Les principes de la sélection améliorante

L’amélioration génétique n’est possible que si l’espèce présente une variabilité potentielle qui pourra être utilisée par la sélection. Ainsi, le potentiel d’amélioration et, par conséquent, les progrès possibles par sélection dépendent de :
— la variation génétique de l’espèce pour les caractères d’intérêt agronomique ;
— sa réceptivité génétique à la sélection naturelle ou artificielle.

• La variabilité génétique doit être préservée. La sélection implique un choix de reproducteurs et entraîne généralement une perte de gènes. Cet appauvrissement du stock génétique de l’espèce peut devenir inquiétant.

La préservation nécessaire de la variabilité génétique des grandes espèces cultivées est entreprise par l’entretien de grandes collections mondiales, réalisées par les sélectionneurs ou gérées par des organismes internationaux (F. A. O., O. C. D. E., Eucarpia [Association européenne pour l’amélioration des plantes]...).

Ce matériel en réserve constitue de véritables « banques de gènes », dont dépendent les progrès futurs.

• La variabilité génétique est utilisée.
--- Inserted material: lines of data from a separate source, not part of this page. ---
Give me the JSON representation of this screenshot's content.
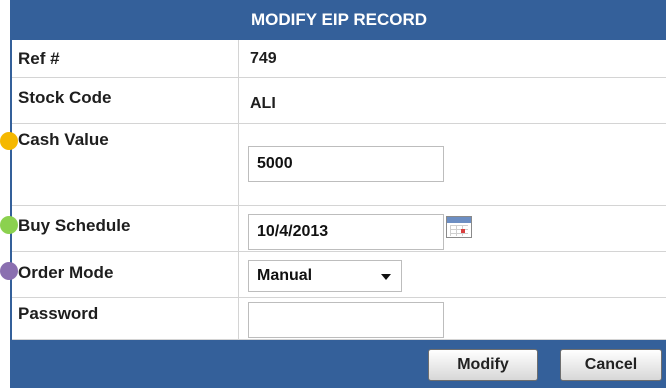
{
  "form": {
    "title": "MODIFY EIP RECORD",
    "fields": {
      "ref": {
        "label": "Ref #",
        "value": "749"
      },
      "stock_code": {
        "label": "Stock Code",
        "value": "ALI"
      },
      "cash_value": {
        "label": "Cash Value",
        "value": "5000"
      },
      "buy_schedule": {
        "label": "Buy Schedule",
        "value": "10/4/2013"
      },
      "order_mode": {
        "label": "Order Mode",
        "value": "Manual"
      },
      "password": {
        "label": "Password",
        "value": ""
      }
    },
    "buttons": {
      "modify": "Modify",
      "cancel": "Cancel"
    }
  },
  "markers": {
    "cash_value": "#f5b800",
    "buy_schedule": "#8bd14f",
    "order_mode": "#8a6fb0"
  },
  "colors": {
    "header": "#34609a",
    "border": "#d4d4d4"
  },
  "icons": {
    "calendar": "calendar-icon",
    "dropdown": "chevron-down-icon"
  }
}
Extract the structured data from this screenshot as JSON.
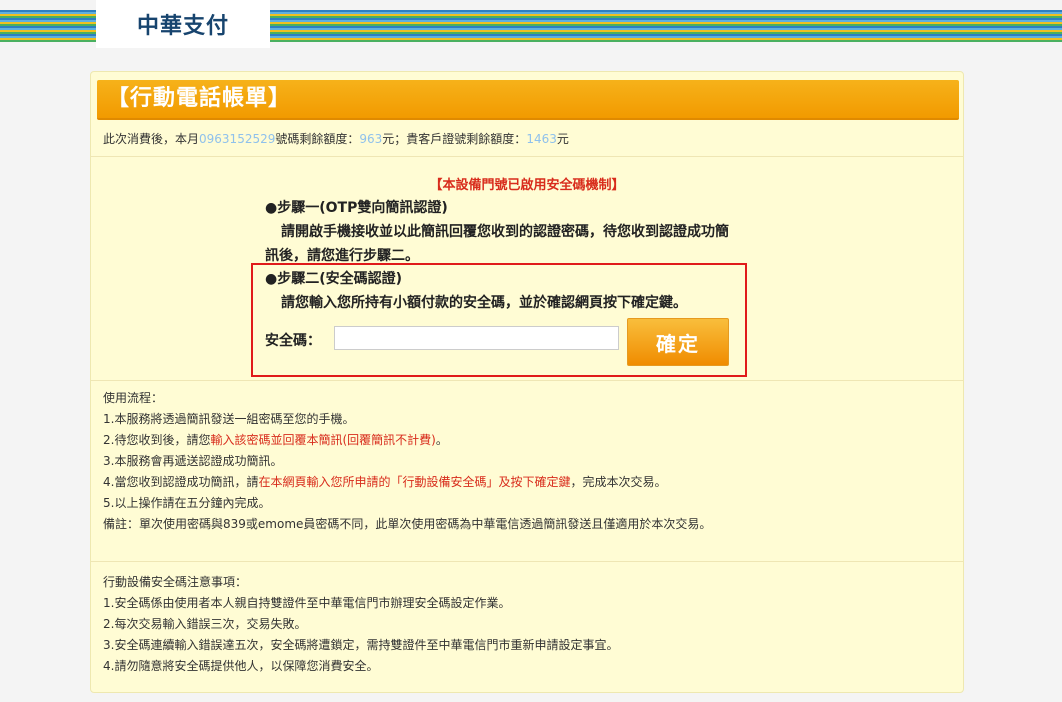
{
  "brand": {
    "name": "中華支付"
  },
  "banner": {
    "title": "【行動電話帳單】"
  },
  "quota": {
    "prefix": "此次消費後，本月",
    "phone_masked": "0963152529",
    "phone_suffix": "號碼剩餘額度：",
    "phone_amount": "963",
    "mid": "元；貴客戶證號剩餘額度：",
    "id_amount": "1463",
    "suffix": "元"
  },
  "notice": "【本設備門號已啟用安全碼機制】",
  "step1": {
    "title": "●步驟一(OTP雙向簡訊認證)",
    "line1": "請開啟手機接收並以此簡訊回覆您收到的認證密碼，待您收到認證成功簡",
    "line2": "訊後，請您進行步驟二。"
  },
  "step2": {
    "title": "●步驟二(安全碼認證)",
    "line1": "請您輸入您所持有小額付款的安全碼，並於確認網頁按下確定鍵。"
  },
  "form": {
    "code_label": "安全碼：",
    "code_value": "",
    "confirm_label": "確定"
  },
  "usage": {
    "heading": "使用流程：",
    "item1": "1.本服務將透過簡訊發送一組密碼至您的手機。",
    "item2_a": "2.待您收到後，請您",
    "item2_red": "輸入該密碼並回覆本簡訊(回覆簡訊不計費)",
    "item2_b": "。",
    "item3": "3.本服務會再遞送認證成功簡訊。",
    "item4_a": "4.當您收到認證成功簡訊，請",
    "item4_red": "在本網頁輸入您所申請的「行動設備安全碼」及按下確定鍵",
    "item4_b": "，完成本次交易。",
    "item5": "5.以上操作請在五分鐘內完成。",
    "remark": "備註：單次使用密碼與839或emome員密碼不同，此單次使用密碼為中華電信透過簡訊發送且僅適用於本次交易。"
  },
  "security": {
    "heading": "行動設備安全碼注意事項：",
    "item1": "1.安全碼係由使用者本人親自持雙證件至中華電信門市辦理安全碼設定作業。",
    "item2": "2.每次交易輸入錯誤三次，交易失敗。",
    "item3": "3.安全碼連續輸入錯誤達五次，安全碼將遭鎖定，需持雙證件至中華電信門市重新申請設定事宜。",
    "item4": "4.請勿隨意將安全碼提供他人，以保障您消費安全。"
  },
  "colors": {
    "banner": "#f4a30e",
    "panel": "#fffcd4",
    "notice_red": "#d82c1c",
    "brand_blue": "#17446e"
  }
}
L’exploitation de la variation exprimée s’opère par sélection d’individus particuliers dans des populations hétérogènes. Mais les différences présentes peuvent être des apparences dues à l’effet du milieu.
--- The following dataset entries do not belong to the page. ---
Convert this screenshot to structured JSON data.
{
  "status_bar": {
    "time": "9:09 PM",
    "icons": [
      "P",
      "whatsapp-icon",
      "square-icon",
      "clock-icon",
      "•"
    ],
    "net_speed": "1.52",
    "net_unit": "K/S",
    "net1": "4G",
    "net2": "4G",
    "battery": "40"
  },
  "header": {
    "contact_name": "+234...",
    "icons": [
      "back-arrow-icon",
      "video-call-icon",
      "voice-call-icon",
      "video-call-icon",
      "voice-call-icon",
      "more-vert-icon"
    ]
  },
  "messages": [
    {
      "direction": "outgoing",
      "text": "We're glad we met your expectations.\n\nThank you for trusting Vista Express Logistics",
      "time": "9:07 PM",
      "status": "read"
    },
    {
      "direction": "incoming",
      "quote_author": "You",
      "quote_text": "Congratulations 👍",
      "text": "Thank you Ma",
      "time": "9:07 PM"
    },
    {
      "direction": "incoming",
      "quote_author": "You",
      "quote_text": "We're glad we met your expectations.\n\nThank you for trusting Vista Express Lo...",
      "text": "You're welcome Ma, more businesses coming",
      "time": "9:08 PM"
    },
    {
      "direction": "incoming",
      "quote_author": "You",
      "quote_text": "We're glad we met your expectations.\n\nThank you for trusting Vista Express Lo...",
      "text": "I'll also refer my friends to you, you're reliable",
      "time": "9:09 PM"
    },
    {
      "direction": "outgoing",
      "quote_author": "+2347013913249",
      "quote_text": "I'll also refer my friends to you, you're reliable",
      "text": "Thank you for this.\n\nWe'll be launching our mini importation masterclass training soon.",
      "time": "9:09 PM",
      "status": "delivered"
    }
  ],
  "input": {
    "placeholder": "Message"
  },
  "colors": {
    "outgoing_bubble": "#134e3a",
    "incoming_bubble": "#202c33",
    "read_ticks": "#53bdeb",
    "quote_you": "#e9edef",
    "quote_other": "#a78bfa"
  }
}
La recherche des variations héréditaires, seules utiles, est réalisée par l’étude des descendances des individus sélectionnés (sélection généalogique).

La révélation de la variabilité potentielle des espèces est obtenue par les hybridations entre individus ou groupes d’individus choisis pour la complémentarité de leurs caractères. La fixation de cette variation introduite et le choix des nouvelles associations génétiques favorables sont gouvernés par le mode de reproduction naturel ou imposé à l’espèce et recherchés par la sélection sur le comportement des descendances (sélection généalogique après hybridation).
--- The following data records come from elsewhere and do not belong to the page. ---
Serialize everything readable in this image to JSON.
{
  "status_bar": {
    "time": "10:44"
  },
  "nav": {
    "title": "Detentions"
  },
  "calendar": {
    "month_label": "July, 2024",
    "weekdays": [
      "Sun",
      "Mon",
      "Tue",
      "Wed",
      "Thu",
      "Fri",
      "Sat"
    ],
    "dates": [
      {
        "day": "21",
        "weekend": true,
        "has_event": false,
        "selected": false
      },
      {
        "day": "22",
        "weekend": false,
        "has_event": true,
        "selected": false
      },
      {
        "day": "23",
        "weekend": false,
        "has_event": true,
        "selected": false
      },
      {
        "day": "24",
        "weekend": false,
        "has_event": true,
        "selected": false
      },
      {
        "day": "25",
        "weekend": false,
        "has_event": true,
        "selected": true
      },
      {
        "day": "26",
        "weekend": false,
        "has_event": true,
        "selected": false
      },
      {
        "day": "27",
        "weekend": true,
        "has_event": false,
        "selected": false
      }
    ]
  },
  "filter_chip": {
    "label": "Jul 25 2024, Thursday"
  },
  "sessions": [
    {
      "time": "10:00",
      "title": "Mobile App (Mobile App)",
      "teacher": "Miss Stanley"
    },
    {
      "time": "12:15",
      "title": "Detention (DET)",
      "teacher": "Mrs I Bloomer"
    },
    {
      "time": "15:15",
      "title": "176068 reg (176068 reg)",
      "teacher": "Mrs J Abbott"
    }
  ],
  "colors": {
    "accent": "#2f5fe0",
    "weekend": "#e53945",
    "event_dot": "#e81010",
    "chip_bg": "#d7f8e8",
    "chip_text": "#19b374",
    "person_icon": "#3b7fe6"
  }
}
• Une variabilité nouvelle peut être créée. Lorsque le potentiel de variation d’une espèce se montre insuffisant pour un objectif d’amélioration particulier, la modification génétique peut être recherchée par les croisements interspécifiques et par les mutations.

• Les croisements interspécifiques
Les espèces sauvages ou les espèces cultivées génétiquement voisines peuvent parfois contenir les gènes qui font défaut à la plante à améliorer.

Mais les recombinaisons génétiques entre espèces différentes présentent certaines difficultés.

Il est très fréquent que la disharmonie entre les stocks chromosomiques des espèces soit telle que l’hybride, s’il peut être réalisé et est viable, est stérile.

Lorsque l’hybride interspécifique est ou a été rendu fertile, il importe de le débarrasser des gènes gouvernant les caractères indésirables de l’espèce sauvage.

Les progrès de la cytogénétique ont rendu possible l’introduction élective, dans le génotype de l’espèce cultivée, de chromosomes isolés, voire de courts fragments de chromosomes portant les gènes dont la capture est souhaitée. Cette introgression génétique peut se faire par addition ou par substitution à une partie équivalente du génotype de la plante hôte.

L’hybridation interspécifique peut également conduire à la création de nouvelles espèces. En effet, l’évolution naturelle a souvent utilisé cette voie de diversification, couplée à la polyploïdisation spontanée, qui rend les hybrides fertiles. Ainsi, de nombreuses espèces actuelles ont une origine composite allopolyploïde (Blé, Colza...). Cette synthèse d’hybrides interspécifiques a permis jusqu’à présent la création de quelques nouvelles espèces, telles que les Triticale : Blé-Seigle provenant de l’hybridation entre Triticum (Blé) et Secale (Seigle). Elle a été utilisée également pour la reconstruction d’espèces qui s’étaient spontanément formées de cette manière : synthèse du Colza pour l’amélioration de la résistance au froid (Suède) et pour l’abaissement de la teneur en acide linolénique (France).

• Les mutations
La domestication des espèces végétales et leur amélioration ultérieure se fondent essentiellement sur l’exploitation par l’Homme des mutations génétiques naturelles ou provoquées. Celles-ci demeurent le moyen ultime pour créer une variabilité qui se révélerait insuffisante dans l’espèce telle qu’elle nous est parvenue.